Aspirina: nova fórmula reduz o tempo de absorção do medicamento pelo organismo
Aspirina: mortalidade por câncer pode ser evitada com um comprimido por dia (Thinkstock)
Mais um estudo identificou os benefícios da aspirina em relação ao câncer. Dessa vez, pesquisadores da Sociedade Americana do Câncer concluíram que o remédio, além de reduzir o risco dessa doença e também de problemas cardiovasculares, como outros trabalhos anteriores sugeriram, pode diminuir o número de mortes provocadas pelo câncer.

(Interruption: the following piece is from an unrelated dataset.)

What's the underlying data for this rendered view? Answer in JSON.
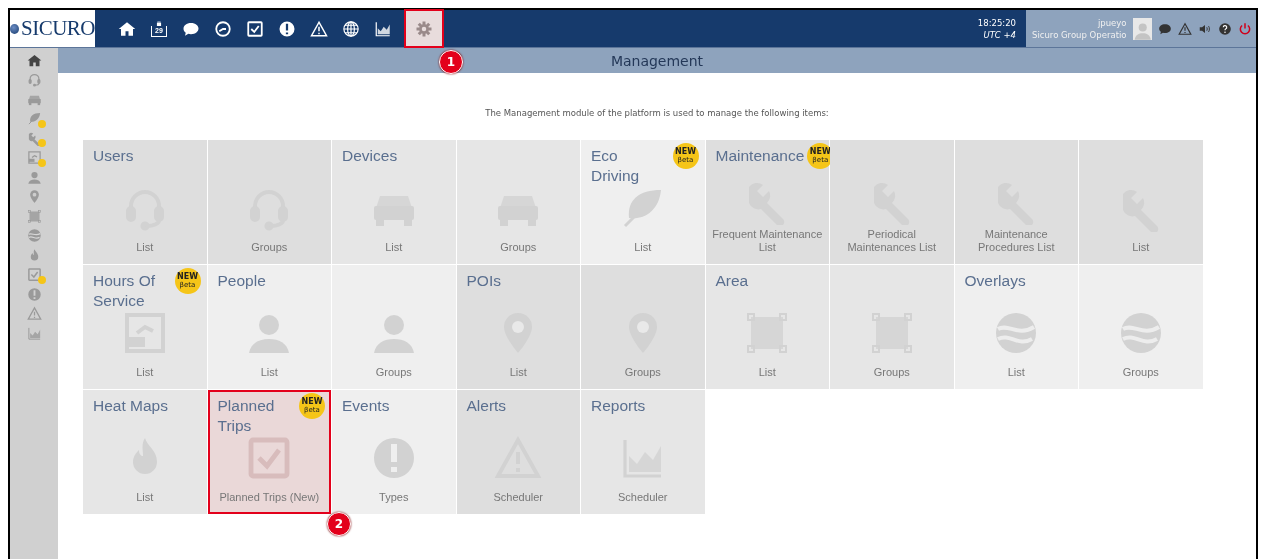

A pesquisa, feita com mais de 100.000 pessoas, foi publicada na edição deste mês do periódico Journal of the National Cancer Institute.

CONHEÇA A PESQUISA

Título original: Daily Aspirin Use and Cancer Mortality in a Large US Cohort

Onde foi divulgada:  periódico Journal of the National Cancer Institute

Quem fez: Eric Jacobs, Christina Newton, Susan Gapstur e Michael Thun

Instituição: Sociedade Americana do Câncer 

Dados de amostragem: 100.139 pessoas com mais de 60 anos

Resultado: Em comparação com pessoas que nunca tomam aspirina, ingerir um remédio por dia reduz o risco de mortes por câncer em 16%, especialmente entre o sexo masculino e em relação a canceres como o de intestino e o de cólon.
Participaram desse estudo homens e mulheres com mais de 60 anos que não eram fumantes. Segundo os resultados, aqueles que disseram tomar uma aspirina ao dia apresentaram um risco 16% menor de morrerem em decorrência de algum câncer em comparação aos participantes que nunca faziam uso do medicamento. O benefício foi maior entre os homens e em relação a cânceres associados ao trato gastrointestinal, como o de cólon e o de estômago.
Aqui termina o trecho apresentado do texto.